Netwon-Raphson Method

Suppose that we have a convex function $f(\theta)$ and we wish to find $\theta^*$ such that $f(\theta^*) = 0$. Note that a function $f(\theta)$ is convex in the interval $[a,b]$ if for any two points $x_1$, $x_2$ in $[a,b]$ and any $\lambda$ where $0 \leqslant \lambda \leqslant 1$:

$$ f(\lambda x_1 + \lambda x_2) \leqslant \lambda f(x_1) + \lambda f(x_2) $$

Alternatively (or consequently), a function $f(\theta)$ is convex if a tangent line $g(\theta)$ drawn at any point $\theta$ satisfies the following :

$$ f(\theta) >= g(\theta) \ \ \ \ \ \ \ \forall \ \ \theta $$

Suppose that we choose a random point $\theta$ on $f(\theta)$, such that $\theta > \theta^*$ and draw a tangent line $g(\theta)$ at that point. Suppose also that $g(\theta') = 0$. As a consequent of convexity, we would have $\theta ' \geqslant \theta^*$. Also, note that $\theta ' \leqslant \theta$. We may then repeat this process by setting $\theta = \theta '$ and drawing a new tangent line. Eventually, $\theta$ will converge to $\theta^*$.

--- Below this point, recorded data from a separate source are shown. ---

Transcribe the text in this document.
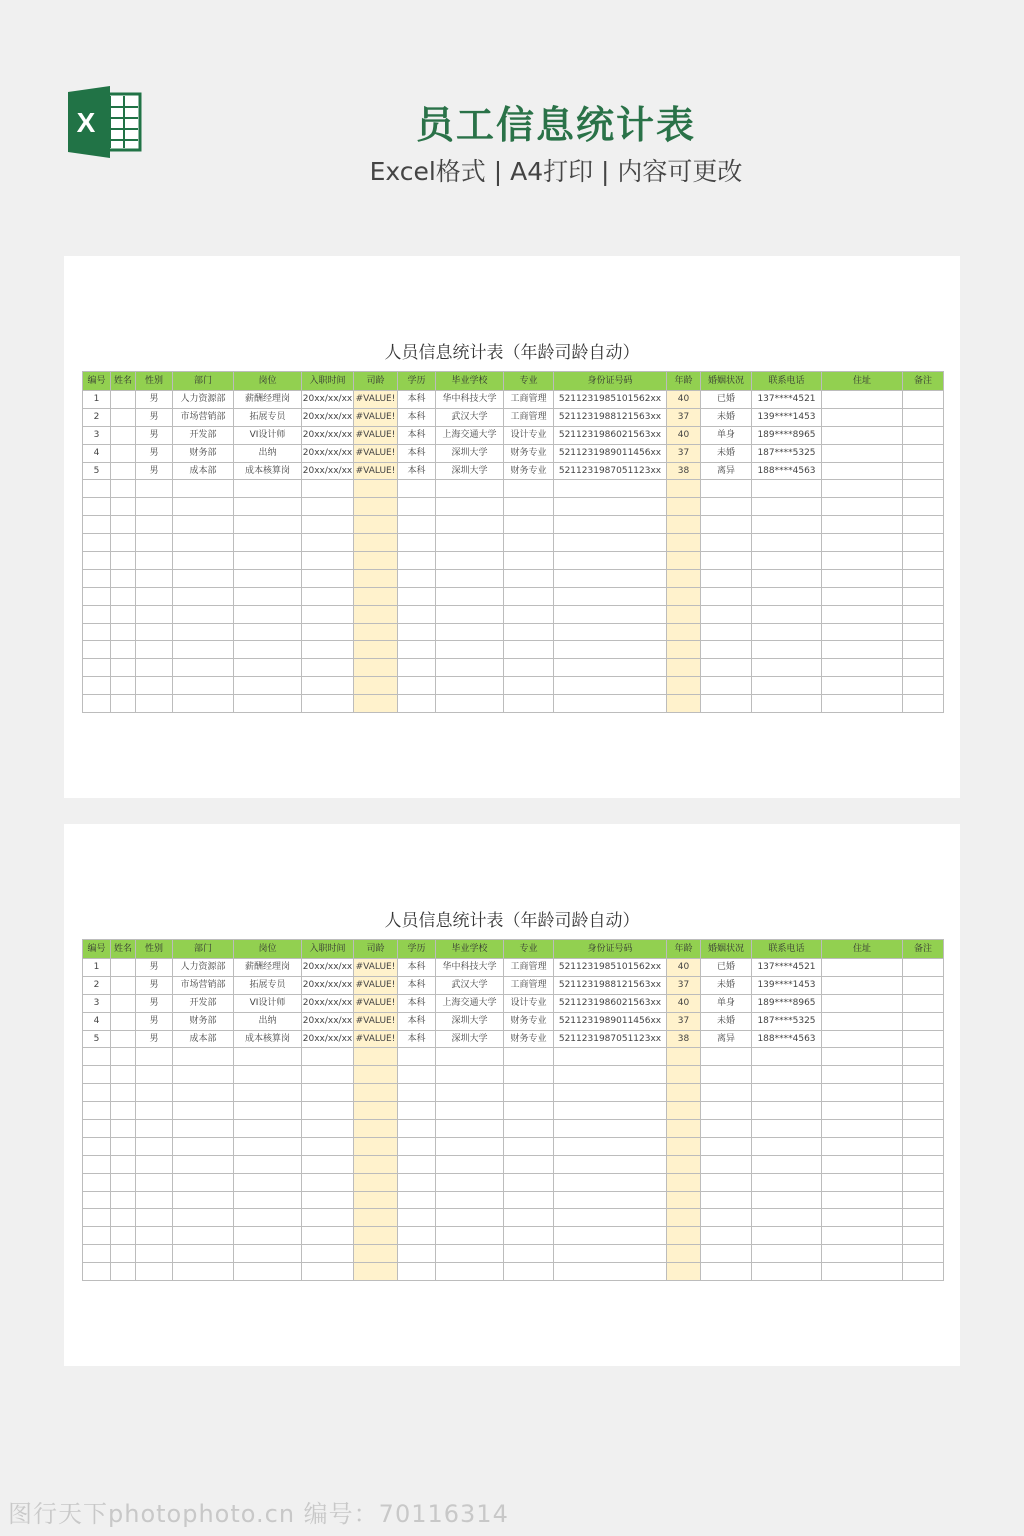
X	员工信息统计表
Excel格式 | A4打印 | 内容可更改
人员信息统计表（年龄司龄自动）
编号	姓名	性别	部门	岗位	入职时间	司龄	学历	毕业学校	专业	身份证号码	年龄	婚姻状况	联系电话	住址	备注
1		男	人力资源部	薪酬经理岗	20xx/xx/xx	#VALUE!	本科	华中科技大学	工商管理	5211231985101562xx	40	已婚	137****4521		
2		男	市场营销部	拓展专员	20xx/xx/xx	#VALUE!	本科	武汉大学	工商管理	5211231988121563xx	37	未婚	139****1453		
3		男	开发部	VI设计师	20xx/xx/xx	#VALUE!	本科	上海交通大学	设计专业	5211231986021563xx	40	单身	189****8965		
4		男	财务部	出纳	20xx/xx/xx	#VALUE!	本科	深圳大学	财务专业	5211231989011456xx	37	未婚	187****5325		
5		男	成本部	成本核算岗	20xx/xx/xx	#VALUE!	本科	深圳大学	财务专业	5211231987051123xx	38	离异	188****4563		

人员信息统计表（年龄司龄自动）
编号	姓名	性别	部门	岗位	入职时间	司龄	学历	毕业学校	专业	身份证号码	年龄	婚姻状况	联系电话	住址	备注
1		男	人力资源部	薪酬经理岗	20xx/xx/xx	#VALUE!	本科	华中科技大学	工商管理	5211231985101562xx	40	已婚	137****4521		
2		男	市场营销部	拓展专员	20xx/xx/xx	#VALUE!	本科	武汉大学	工商管理	5211231988121563xx	37	未婚	139****1453		
3		男	开发部	VI设计师	20xx/xx/xx	#VALUE!	本科	上海交通大学	设计专业	5211231986021563xx	40	单身	189****8965		
4		男	财务部	出纳	20xx/xx/xx	#VALUE!	本科	深圳大学	财务专业	5211231989011456xx	37	未婚	187****5325		
5		男	成本部	成本核算岗	20xx/xx/xx	#VALUE!	本科	深圳大学	财务专业	5211231987051123xx	38	离异	188****4563		

图行天下photophoto.cn 编号：70116314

The equation of a straight line is $g(\theta) = g'(\theta) \theta + g(0)$. At the end of each iteration, we want to set $\theta = \theta '$ such that $g(\theta ') = 0$. Therefore, we have:

$$ \begin{eqnarray} 0 &=& g'(\theta) \theta + g(0)\\ \theta &=& \frac{-g(0)}{g'(\theta)}\\ \end{eqnarray} $$

Using the equation of a straight line and the point [at which the tangent was drawn] $(\theta, f(\theta))$ and the fact that $f'(\theta) = g(\theta)$ we have at each iteration:

$$ \theta := \theta - \frac{f(\theta)}{f'(\theta)} $$

Note that the same argument may be made if we initially chose $\theta$ such that $\theta \leq \theta^*$.

Suppose, instead, we wanted to minimize (or maximize) a function $f(\theta)$. We know that the solution to the equation $f'(\theta) = 0$ gives us the required minima (or maxima). Consequently, at each iteration we have:

$$ \theta := \theta - \frac{f'(\theta)}{f''(\theta)} $$

This is known as Newton’s law. This may be further generalized to cases where $\theta$ is a vector :

$$ \theta := \theta - H^{-1} \nabla_\theta f(\theta) $$

where $H$ is a matrix, called as the Hessian, whose entries are given by:

$$ H_{ij} = \frac{\partial^2 f(\theta)}{\partial \theta_i \partial \theta_j} $$

This generalization is known as the Newton-Raphson method. Note the following points:

While the Newton-Raphson method usually requires fewer iterations than the stochastic gradient descent algorithm to converge, in practice each iteration of the Newton-Raphson method is much more computationally expensive (because of the computation of the Hessian and its inverse).
When the Newton-Raphson method is used to maximize the logistic regression log likelihood function, the resulting method is also called Fisher scoring.